Uno studio canadese su ratti di laboratorio trova la chiave di tutte le mnemotecniche
Si spegne un gene, si potenziano i ricordi. La super-memoria del topo ‘cervellone’
CHI CONSIGLIA di circondarsi di profumo di rose durante la notte, chi di rappresentarsi un’immagine mentale che corrisponda all’informazione che si vuol ricordare, chi di far ricorso a stimolanti come il guaranà. E per chi è proprio alla frutta non resterebbe che legarsi un nodo al dito. Un ‘fiore da coltivare’, dalle radici saldamente ancorate nell’inconscio, almeno così abbiamo creduto che funzionasse la memoria fino a quando gli scienziati non hanno cominciato a studiarla, per mostrarcene il complicatissimo organizzarsi fondato sulle connessioni nervose tra neuroni, le sinapsi. Un processo delicatissimo che, quando fallisce, può dar luogo anche a patologie gravi. Lo sanno bene i malati di Alzheimer.
Da oggi, tutti gli sforzi per potenziarla sembrano legati ad un unico gesto: ‘spegnere un interruttore’. Un gruppo di ricercatori dell’università McGill di Montreal, in Canada, guidati dal professore uruguaiano Mauro Costa-Mattioli, ha infatti scoperto che rendendo inattivo un gene si riescono a potenziare smisuratamente le capacità della memoria. “Si tratta – spiegano gli scienziati alla rivista Cell – di una proteina del cervello che induce il blocco della formazione di ricordi”. Perciò eIF2alfa, questo il nome del gene, è diventato subito il bersaglio da neutralizzare. Gli scienziati si sono accorti che se riuscivano a spegnerne l’interruttore, le cavie usate per la loro ricerca mostravano funzioni mnemoniche eccezionali. Così i topolini del laboratorio canadese si sono candidati a diventare i primi topi ‘cervelloni’ del pianeta. Una serie di ricerche incrociate ha confermato poi le supposizioni: la proteina eIF2alfa accendendosi mette in azione una molecola che blocca la formazione dei ricordi duraturi. Non appena, infatti, l’interruttore veniva riattivato quelle facoltà speciali svanivano.

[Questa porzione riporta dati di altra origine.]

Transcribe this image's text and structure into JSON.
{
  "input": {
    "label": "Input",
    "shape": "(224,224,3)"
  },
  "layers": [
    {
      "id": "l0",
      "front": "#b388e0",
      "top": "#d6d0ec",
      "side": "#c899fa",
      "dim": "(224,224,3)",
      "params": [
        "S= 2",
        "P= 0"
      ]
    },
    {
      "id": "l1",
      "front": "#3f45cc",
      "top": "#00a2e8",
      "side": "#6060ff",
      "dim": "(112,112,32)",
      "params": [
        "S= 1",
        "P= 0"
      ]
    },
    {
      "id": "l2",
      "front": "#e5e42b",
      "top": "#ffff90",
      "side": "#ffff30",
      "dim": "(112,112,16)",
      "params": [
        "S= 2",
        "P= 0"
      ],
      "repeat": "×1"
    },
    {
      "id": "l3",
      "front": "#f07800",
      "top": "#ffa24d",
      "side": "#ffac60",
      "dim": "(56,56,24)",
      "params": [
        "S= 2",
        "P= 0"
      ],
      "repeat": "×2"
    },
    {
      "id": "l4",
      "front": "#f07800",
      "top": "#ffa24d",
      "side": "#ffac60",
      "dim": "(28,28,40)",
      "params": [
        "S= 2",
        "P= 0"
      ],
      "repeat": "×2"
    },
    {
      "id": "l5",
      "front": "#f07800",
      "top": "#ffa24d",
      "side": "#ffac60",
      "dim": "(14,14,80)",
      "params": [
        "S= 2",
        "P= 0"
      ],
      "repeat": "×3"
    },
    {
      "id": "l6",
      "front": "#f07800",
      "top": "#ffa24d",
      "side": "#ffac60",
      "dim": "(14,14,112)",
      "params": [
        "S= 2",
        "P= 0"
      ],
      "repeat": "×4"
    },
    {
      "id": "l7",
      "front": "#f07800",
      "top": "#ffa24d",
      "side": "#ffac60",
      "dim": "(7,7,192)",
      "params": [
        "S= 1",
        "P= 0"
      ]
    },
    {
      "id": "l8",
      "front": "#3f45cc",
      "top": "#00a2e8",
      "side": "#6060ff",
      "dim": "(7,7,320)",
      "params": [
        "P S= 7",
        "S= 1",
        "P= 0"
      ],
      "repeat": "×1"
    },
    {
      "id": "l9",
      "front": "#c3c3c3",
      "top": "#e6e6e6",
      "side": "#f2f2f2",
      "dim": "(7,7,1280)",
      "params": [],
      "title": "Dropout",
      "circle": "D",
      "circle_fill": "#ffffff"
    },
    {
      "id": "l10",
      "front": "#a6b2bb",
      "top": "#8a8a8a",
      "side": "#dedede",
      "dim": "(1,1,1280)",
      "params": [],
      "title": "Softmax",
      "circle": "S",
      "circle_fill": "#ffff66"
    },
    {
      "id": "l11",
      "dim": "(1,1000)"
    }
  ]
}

La scoperta ha implicazioni notevoli soprattutto nell’ambito medico: “Il prossimo passo inevitabile – spiegano gli autori della ricerca – è cercare piccole molecole capaci di riprodurre l’effetto di miglioramento della memoria agendo su questo bersaglio. Se si potesse arrivare a una simile pillola della memoria, si potrebbero trattare patologie come l’Alzheimer”.
Ma non solo. “Se una persona dovesse memorizzare la pagina di un libro dovrebbe leggerla molte volte – dice Costa-Mattioli – mentre un individuo equivalente ai topolini ‘super-memorizzatori’ potrebbe fissare nella mente quella stessa pagina in un batter d’occhio”.
La memoria è da sempre l’oggetto di un agonistico impegno da parte dell’uomo nel tentativo di controllarla e potenziarla, fin dalle mnemotecniche studiate dai greci e di cui si avvalevano gli oratori latini. La storia dell’uomo è la storia della sua capacità di accumulare ricordi, di stoccare informazioni, di costruirsi un bagaglio di immagini, percezioni, dati e conoscenze che durino nel tempo. E questo non soltanto perché il patrimonio mnemonico che ciascun individuo accumula ne determina l’identità, ma perché è proprio sulla base dell’azione della memoria che cataloghiamo e rielaboriamo le esperienze e che, perciò, impariamo.